La situation s’est muée en un conflit ouvert au cœur de la gestion du club, marqué par une divergence profonde de visions entre le comité directeur et les adhérents, à l’approche d’une assemblée générale décisive.
Alors que le bureau directeur, présidé par Hicham Aït Mena, a annoncé son intention de démissionner lors de la prochaine assemblée générale, en présentant des mesures organisationnelles censées garantir une transition démocratique fluide, les adhérents ont réagi par un communiqué. Ils y qualifient cette démarche de « démission piégée », estimant qu’elle constitue une tentative de conserver le contrôle jusqu’au dernier moment.
Le communiqué du bureau sous le feu des adhérents
Le communiqué du bureau directeur, publié le 3 mai au soir dans un climat tendu après une nouvelle défaite face à la Renaissance de Zemamra, annonce l’ouverture des adhésions pour la saison prochaine du 5 mai au 5 juin, ainsi que la période du 5 au 20 juin pour le dépôt des candidatures à la présidence du club. Une démarche présentée comme visant à assurer une transition démocratique et à préserver la stabilité du Wydad.
Mais cette initiative a été clairement rejetée par les adhérents. Ces derniers estiment que le maintien du bureau actuel jusqu’à l’assemblée générale le place à la fois juge et partie, ce qui contrevient, selon eux, au principe de neutralité et pose un problème à la fois juridique et éthique.
L’un des principaux points de discorde concerne précisément l’ouverture des adhésions pour la saison à venir. Les adhérents se disent surpris qu’un bureau sur le départ prenne une telle décision, après deux années de fermeture.
Cette lecture traduit une réelle crainte de voir le processus d’adhésion détourné de son objectif organisationnel pour devenir un levier d’influence sur les équilibres internes du club.
Au-delà de cette question, les critiques portent également sur l’absence d’une date claire pour la tenue de l’assemblée générale, perçue comme une manœuvre visant à gagner du temps et à maîtriser le calendrier. Aux yeux des adhérents, le facteur temps constitue un levier stratégique, notamment dans un contexte de pression croissante sur le bureau actuel.
Vers une commission provisoire?
Face à cette situation, les adhérents appellent à une démission immédiate du bureau directeur et à la mise en place d’une commission provisoire indépendante chargée de gérer les affaires courantes jusqu’à la tenue de l’assemblée générale, à l’écart de toute influence du bureau actuel.
Ils insistent également sur la nécessité d’encadrer strictement le processus d’adhésion, à travers des critères transparents garantissant l’égalité des chances entre les candidats et empêchant toute instrumentalisation à des fins électorales.

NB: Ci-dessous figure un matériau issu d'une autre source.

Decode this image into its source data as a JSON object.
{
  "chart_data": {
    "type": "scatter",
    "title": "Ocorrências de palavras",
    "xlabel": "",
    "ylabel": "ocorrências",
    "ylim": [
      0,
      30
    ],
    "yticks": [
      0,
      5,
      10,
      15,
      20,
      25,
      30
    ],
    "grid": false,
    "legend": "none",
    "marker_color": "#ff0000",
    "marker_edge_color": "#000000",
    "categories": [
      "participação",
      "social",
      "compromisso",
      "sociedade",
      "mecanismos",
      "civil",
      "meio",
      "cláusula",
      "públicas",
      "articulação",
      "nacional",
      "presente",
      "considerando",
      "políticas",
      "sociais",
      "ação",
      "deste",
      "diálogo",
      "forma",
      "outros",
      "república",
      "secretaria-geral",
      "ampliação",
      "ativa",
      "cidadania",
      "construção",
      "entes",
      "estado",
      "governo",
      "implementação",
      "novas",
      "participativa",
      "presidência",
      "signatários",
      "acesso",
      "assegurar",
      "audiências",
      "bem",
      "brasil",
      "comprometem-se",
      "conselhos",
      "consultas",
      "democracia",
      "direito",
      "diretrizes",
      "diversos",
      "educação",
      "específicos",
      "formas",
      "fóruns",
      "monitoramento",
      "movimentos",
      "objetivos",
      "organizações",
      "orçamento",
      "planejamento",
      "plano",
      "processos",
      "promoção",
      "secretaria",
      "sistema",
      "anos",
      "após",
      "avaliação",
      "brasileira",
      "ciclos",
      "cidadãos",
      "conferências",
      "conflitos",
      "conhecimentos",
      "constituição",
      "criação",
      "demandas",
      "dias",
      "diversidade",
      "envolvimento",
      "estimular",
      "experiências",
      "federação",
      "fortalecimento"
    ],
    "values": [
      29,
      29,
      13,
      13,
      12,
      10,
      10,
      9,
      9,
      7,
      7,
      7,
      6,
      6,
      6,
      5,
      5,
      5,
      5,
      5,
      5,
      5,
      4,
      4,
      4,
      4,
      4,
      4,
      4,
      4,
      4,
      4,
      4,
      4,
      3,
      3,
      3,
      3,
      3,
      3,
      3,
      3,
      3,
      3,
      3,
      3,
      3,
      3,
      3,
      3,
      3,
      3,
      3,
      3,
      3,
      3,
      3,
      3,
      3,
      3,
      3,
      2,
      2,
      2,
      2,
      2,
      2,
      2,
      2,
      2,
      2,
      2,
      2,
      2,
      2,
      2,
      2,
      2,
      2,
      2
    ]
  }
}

Cette position traduit une volonté de rompre avec la gestion actuelle et de redéfinir les règles du jeu avant l’échéance électorale, ainsi qu’un refus catégorique de voir le bureau en place poursuivre ses fonctions.
Tous les scénarios restent ouverts
Cette montée des tensions ne peut être dissociée du débat autour des finances du club. Dans un précédent communiqué, les adhérents ont évoqué la possibilité de recourir à la justice et de réclamer un audit financier global et indépendant. Un élément qui ajoute une nouvelle dimension à la crise, dépassant le cadre électoral pour interroger les modalités de gestion financière, dans un contexte où les investissements consentis ne se reflètent pas dans les résultats sportifs.
Dans ce climat, la prochaine assemblée générale s’annonce loin d’être ordinaire et pourrait constituer un tournant dans l’histoire du club.
Un premier scénario verrait le bureau actuel se maintenir jusqu’à l’échéance, avec des élections organisées dans un climat tendu, susceptible d’affecter leur transparence.
Un deuxième scénario repose sur une éventuelle démission immédiate sous la pression des adhérents, ouvrant la voie à une commission provisoire — une option qui pourrait apaiser les tensions, mais soulève des défis organisationnels et des interrogations sur les profils capables de redresser le club.
Enfin, un troisième scénario envisage une escalade du conflit, pouvant aller jusqu’à un recours judiciaire, notamment en cas de désaccord persistant sur la légitimité de certaines décisions, en particulier celles liées aux adhésions.
Dans l’attente d’un dénouement, une certitude demeure : le Wydad s’apprête à vivre l’une des périodes les plus sensibles de son histoire, où l’assemblée générale dépassera le simple cadre électoral pour devenir un véritable test de son avenir et de ses équilibres internes.